Seasonal clean: strategies for keeping your business’ data prim and proper
In the so-called ‘digital age’, if knowledge is power, data is its currency.
According to a 2009 report published by US market research firm IDC, a whopping 487 billion gigabytes of stored digital content was created in 2008 (up 73% on the previous year and a figure predicted to have doubled every 18 months after that).
This acceleration in volume growth and the resulting complexity of saved data raises questions as to how individual companies can ensure the rock-solid effectiveness of their own enterprise database ‘assets’, in terms of avoiding duplication and information redundancy as well as ensuring accuracy.
Iris Brinkman, principal consultant at Techno Marketing, a Melbourne-based marketing services firm offering a range of solutions including cleansing, formatting and standardising client data, says a data cleansing strategy or road map should consider multiple factors, including implementing data entry standards for anyone in the company adding data to the contact database, as well as building as much data entry validation into database systems and online web forms as possible.
She says designing web forms to make it as clear as possible what information is being asked for in each field and taking into account different cultural backgrounds, languages and postal standards is also important.
“Another common mistake is to have a city and postcode field. Consequently, people tend to add a city such as Melbourne or Sydney and then add a postcode for the suburb, and if they do not live or work in the CBD then you immediately have an incorrect address.”
Dave Audley, head of research at information services company Experian, says he also sees organisations continually being challenged by conflicting data. “This may be due to the sheer volume of data flowing into an organisation, coupled with the increasing number of points of data capture – for example online, in-store and mobile,” he says.
“It can also occur because organisations tend to hold onto old data from a historical perspective or legacy information as acquisitions.”
The solution according to Brinkman is the relentless and ongoing pursuit of what some techies call ‘data hygiene’.
“In order to keep data up-to-date, it is important for data maintenance activities to be scheduled on a regular basis,” she says.
“How often this is scheduled depends on how fast the data becomes out-of-date. This can vary by industry, and whether or not the company has procedures in place to clean data before it goes into the database and respond to triggers such as email bounces or returned mail.
“The rule of thumb I use with B2B clients is with no data maintenance activities they should assume 25% of the contacts in their database are out-of-date with the contact no longer reachable after one year. Depending on budgets and importance of the data, l might recommend a data cleansing project is implemented at least once a quarter.
Another approach is to have your data cleaned just prior to any major campaign.”

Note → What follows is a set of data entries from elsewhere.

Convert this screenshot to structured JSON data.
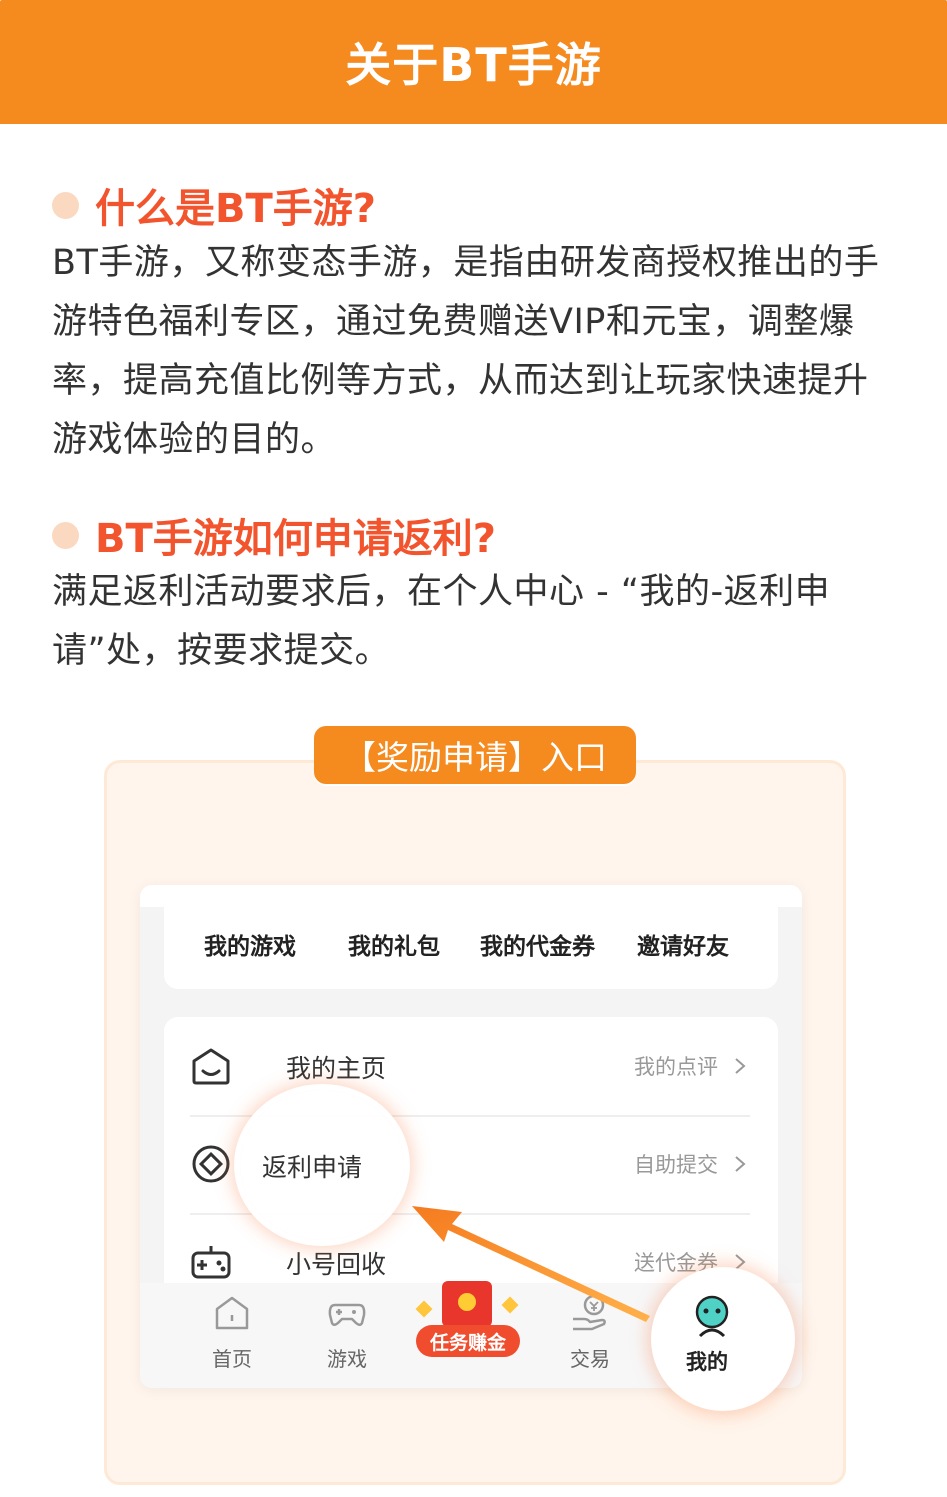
{
  "header": {
    "title": "关于BT手游"
  },
  "sections": [
    {
      "heading": "什么是BT手游?",
      "body": "BT手游，又称变态手游，是指由研发商授权推出的手游特色福利专区，通过免费赠送VIP和元宝，调整爆率，提高充值比例等方式，从而达到让玩家快速提升游戏体验的目的。"
    },
    {
      "heading": "BT手游如何申请返利?",
      "body": "满足返利活动要求后，在个人中心 - “我的-返利申请”处，按要求提交。"
    }
  ],
  "panel": {
    "badge": "【奖励申请】入口"
  },
  "phone": {
    "tabs": [
      "我的游戏",
      "我的礼包",
      "我的代金券",
      "邀请好友"
    ],
    "menu": [
      {
        "label": "我的主页",
        "right": "我的点评",
        "icon": "home-smile-icon"
      },
      {
        "label": "返利申请",
        "right": "自助提交",
        "icon": "rebate-coin-icon"
      },
      {
        "label": "小号回收",
        "right": "送代金券",
        "icon": "gamepad-recycle-icon"
      }
    ],
    "nav": [
      {
        "label": "首页",
        "icon": "home-icon"
      },
      {
        "label": "游戏",
        "icon": "gamepad-icon"
      },
      {
        "label": "任务赚金",
        "icon": "red-envelope-icon"
      },
      {
        "label": "交易",
        "icon": "trade-hand-icon"
      },
      {
        "label": "我的",
        "icon": "smiley-user-icon"
      }
    ]
  },
  "colors": {
    "brand_orange": "#f58a1f",
    "heading_red": "#f2552e",
    "panel_bg": "#fff5ec",
    "bullet": "#fbd8c0"
  }
}
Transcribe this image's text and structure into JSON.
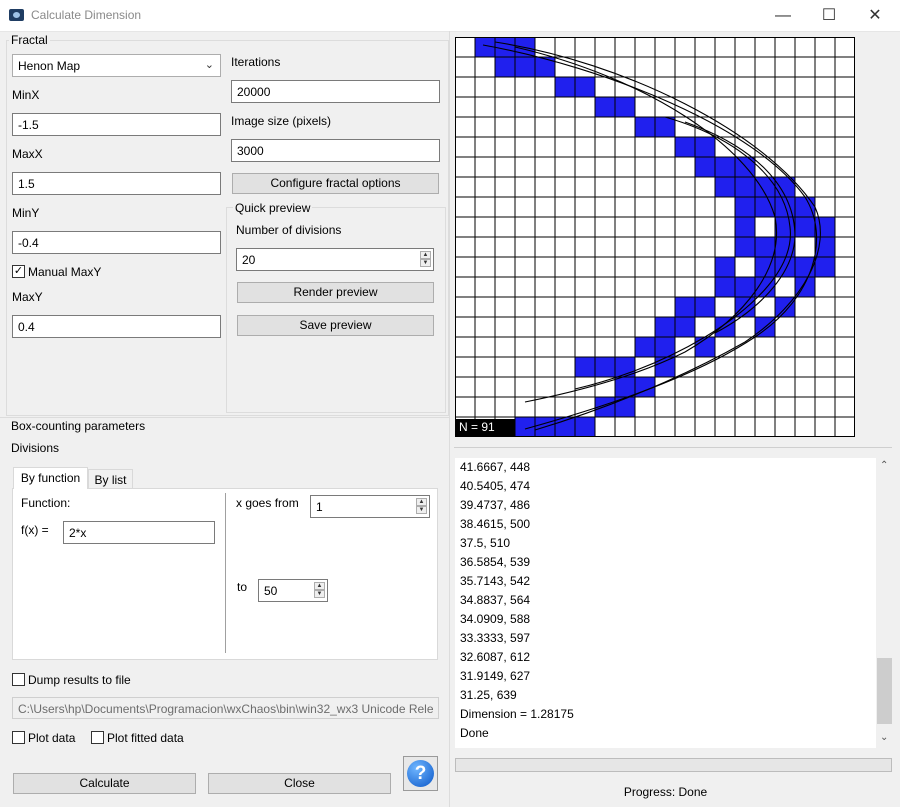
{
  "window": {
    "title": "Calculate Dimension",
    "minimize": "—",
    "maximize": "☐",
    "close": "✕"
  },
  "fractal": {
    "group_label": "Fractal",
    "type_selected": "Henon Map",
    "minx_label": "MinX",
    "minx_value": "-1.5",
    "maxx_label": "MaxX",
    "maxx_value": "1.5",
    "miny_label": "MinY",
    "miny_value": "-0.4",
    "manual_maxy_label": "Manual MaxY",
    "manual_maxy_checked": true,
    "maxy_label": "MaxY",
    "maxy_value": "0.4",
    "iterations_label": "Iterations",
    "iterations_value": "20000",
    "image_size_label": "Image size (pixels)",
    "image_size_value": "3000",
    "configure_label": "Configure fractal options"
  },
  "quick_preview": {
    "group_label": "Quick preview",
    "divisions_label": "Number of divisions",
    "divisions_value": "20",
    "render_label": "Render preview",
    "save_label": "Save preview"
  },
  "box_counting": {
    "group_label": "Box-counting parameters",
    "divisions_label": "Divisions",
    "tabs": [
      {
        "label": "By function"
      },
      {
        "label": "By list"
      }
    ],
    "function_label": "Function:",
    "fx_label": "f(x) =",
    "fx_value": "2*x",
    "x_from_label": "x goes from",
    "x_from_value": "1",
    "to_label": "to",
    "to_value": "50"
  },
  "dump": {
    "label": "Dump results to file",
    "checked": false,
    "path": "C:\\Users\\hp\\Documents\\Programacion\\wxChaos\\bin\\win32_wx3 Unicode Rele"
  },
  "plot_data_label": "Plot data",
  "plot_fitted_label": "Plot fitted data",
  "calculate_label": "Calculate",
  "close_label": "Close",
  "help_icon": "help-icon",
  "preview": {
    "n_label": "N = 91",
    "divisions": 20,
    "fill_color": "#2020ee",
    "filled_cells": [
      [
        1,
        0
      ],
      [
        2,
        0
      ],
      [
        3,
        0
      ],
      [
        2,
        1
      ],
      [
        3,
        1
      ],
      [
        4,
        1
      ],
      [
        5,
        2
      ],
      [
        6,
        2
      ],
      [
        7,
        3
      ],
      [
        8,
        3
      ],
      [
        9,
        4
      ],
      [
        10,
        4
      ],
      [
        11,
        5
      ],
      [
        12,
        5
      ],
      [
        13,
        6
      ],
      [
        12,
        6
      ],
      [
        14,
        6
      ],
      [
        13,
        7
      ],
      [
        15,
        7
      ],
      [
        14,
        7
      ],
      [
        16,
        7
      ],
      [
        15,
        8
      ],
      [
        16,
        8
      ],
      [
        17,
        8
      ],
      [
        14,
        8
      ],
      [
        18,
        9
      ],
      [
        17,
        9
      ],
      [
        14,
        9
      ],
      [
        16,
        9
      ],
      [
        18,
        10
      ],
      [
        15,
        10
      ],
      [
        16,
        10
      ],
      [
        14,
        10
      ],
      [
        17,
        11
      ],
      [
        15,
        11
      ],
      [
        16,
        11
      ],
      [
        13,
        11
      ],
      [
        18,
        11
      ],
      [
        15,
        12
      ],
      [
        14,
        12
      ],
      [
        13,
        12
      ],
      [
        17,
        12
      ],
      [
        12,
        13
      ],
      [
        11,
        13
      ],
      [
        16,
        13
      ],
      [
        14,
        13
      ],
      [
        15,
        14
      ],
      [
        10,
        14
      ],
      [
        11,
        14
      ],
      [
        13,
        14
      ],
      [
        9,
        15
      ],
      [
        10,
        15
      ],
      [
        12,
        15
      ],
      [
        6,
        16
      ],
      [
        7,
        16
      ],
      [
        8,
        16
      ],
      [
        10,
        16
      ],
      [
        9,
        17
      ],
      [
        8,
        17
      ],
      [
        7,
        18
      ],
      [
        8,
        18
      ],
      [
        4,
        19
      ],
      [
        5,
        19
      ],
      [
        6,
        19
      ],
      [
        3,
        19
      ]
    ]
  },
  "results": {
    "lines": [
      "41.6667, 448",
      "40.5405, 474",
      "39.4737, 486",
      "38.4615, 500",
      "37.5, 510",
      "36.5854, 539",
      "35.7143, 542",
      "34.8837, 564",
      "34.0909, 588",
      "33.3333, 597",
      "32.6087, 612",
      "31.9149, 627",
      "31.25, 639",
      "Dimension = 1.28175",
      "Done"
    ]
  },
  "progress": {
    "label": "Progress: Done",
    "fraction": 0
  }
}
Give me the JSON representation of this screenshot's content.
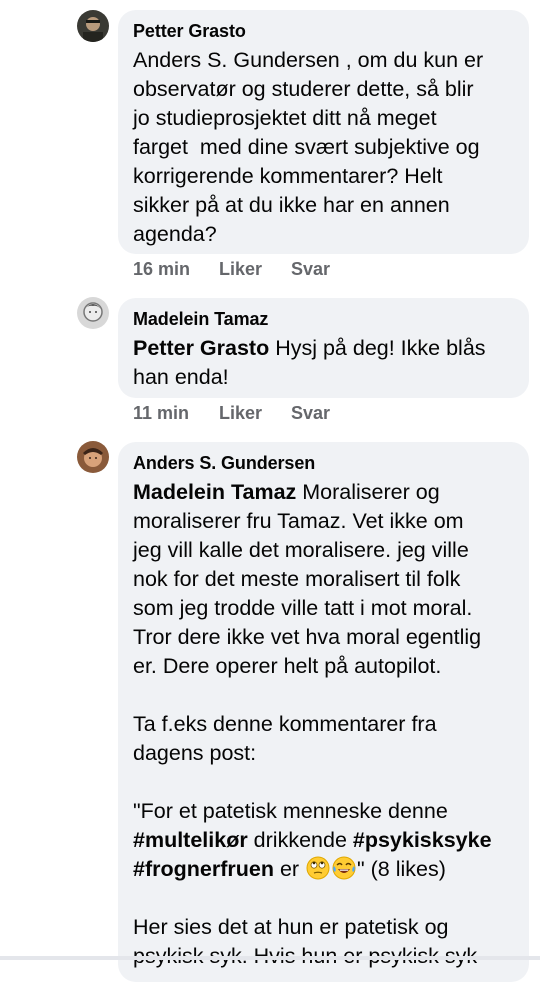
{
  "comments": [
    {
      "author": "Petter Grasto",
      "lines": [
        "Anders S. Gundersen , om du kun er",
        "observatør og studerer dette, så blir",
        "jo studieprosjektet ditt nå meget",
        "farget  med dine svært subjektive og",
        "korrigerende kommentarer? Helt",
        "sikker på at du ikke har en annen",
        "agenda?"
      ],
      "time": "16 min",
      "like": "Liker",
      "reply": "Svar"
    },
    {
      "author": "Madelein Tamaz",
      "mention": "Petter Grasto",
      "lines": [
        " Hysj på deg! Ikke blås",
        "han enda!"
      ],
      "time": "11 min",
      "like": "Liker",
      "reply": "Svar"
    },
    {
      "author": "Anders S. Gundersen",
      "mention": "Madelein Tamaz",
      "lines": [
        " Moraliserer og",
        "moraliserer fru Tamaz. Vet ikke om",
        "jeg vill kalle det moralisere. jeg ville",
        "nok for det meste moralisert til folk",
        "som jeg trodde ville tatt i mot moral.",
        "Tror dere ikke vet hva moral egentlig",
        "er. Dere operer helt på autopilot.",
        "",
        "Ta f.eks denne kommentarer fra",
        "dagens post:",
        "",
        "\"For et patetisk menneske denne"
      ],
      "quote": {
        "tag1": "#multelikør",
        "mid1": " drikkende ",
        "tag2": "#psykisksyke",
        "tag3": "#frognerfruen",
        "mid2": " er ",
        "tail": "\" (8 likes)"
      },
      "after": [
        "",
        "Her sies det at hun er patetisk og",
        "psykisk syk. Hvis hun er psykisk syk"
      ]
    }
  ],
  "colors": {
    "bubble": "#f0f2f5",
    "meta": "#65676b",
    "text": "#050505"
  },
  "icons": [
    "rolling-eyes-emoji",
    "crying-laughing-emoji"
  ]
}
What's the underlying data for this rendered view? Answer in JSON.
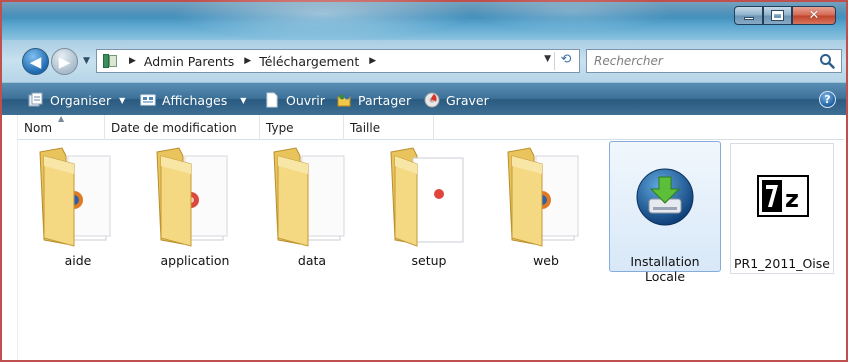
{
  "window": {
    "controls": {
      "minimize_icon": "minimize-icon",
      "maximize_icon": "maximize-icon",
      "close_icon": "close-icon"
    }
  },
  "navigation": {
    "breadcrumb": [
      "Admin Parents",
      "Téléchargement"
    ],
    "search_placeholder": "Rechercher"
  },
  "toolbar": {
    "organize": "Organiser",
    "views": "Affichages",
    "open": "Ouvrir",
    "share": "Partager",
    "burn": "Graver",
    "help": "?"
  },
  "columns": [
    "Nom",
    "Date de modification",
    "Type",
    "Taille"
  ],
  "items": [
    {
      "name": "aide",
      "kind": "folder",
      "badge": "firefox"
    },
    {
      "name": "application",
      "kind": "folder",
      "badge": "firefox-red"
    },
    {
      "name": "data",
      "kind": "folder",
      "badge": "none"
    },
    {
      "name": "setup",
      "kind": "folder",
      "badge": "red-dot"
    },
    {
      "name": "web",
      "kind": "folder",
      "badge": "firefox"
    },
    {
      "name": "Installation Locale",
      "kind": "installer",
      "selected": true
    },
    {
      "name": "PR1_2011_Oise",
      "kind": "7z-archive"
    }
  ],
  "colors": {
    "accent": "#3d7199",
    "selection": "#d8e8f8",
    "folder": "#f2d27a"
  }
}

According to Audley, there are four dimensions to ensuring data cleanliness: data accuracy, data completeness, data relevance and data currency.
“By addressing all of these parts – ensuring that consumer details are correct, complete and up-to-date – means valuable insights can be gleaned from data to inform business strategy.”
Other tips from Brinkman include: allocating budget for resources to cleanse data before it goes into corporate databases; developing procedures and allocating responsibility for updating data based on certain triggers such as email bounces and returned mail; budgeting for resources to undertake regular data cleansing exercises; and planning for and implementing specific marketing campaigns with incentives for customers to validate their contact details.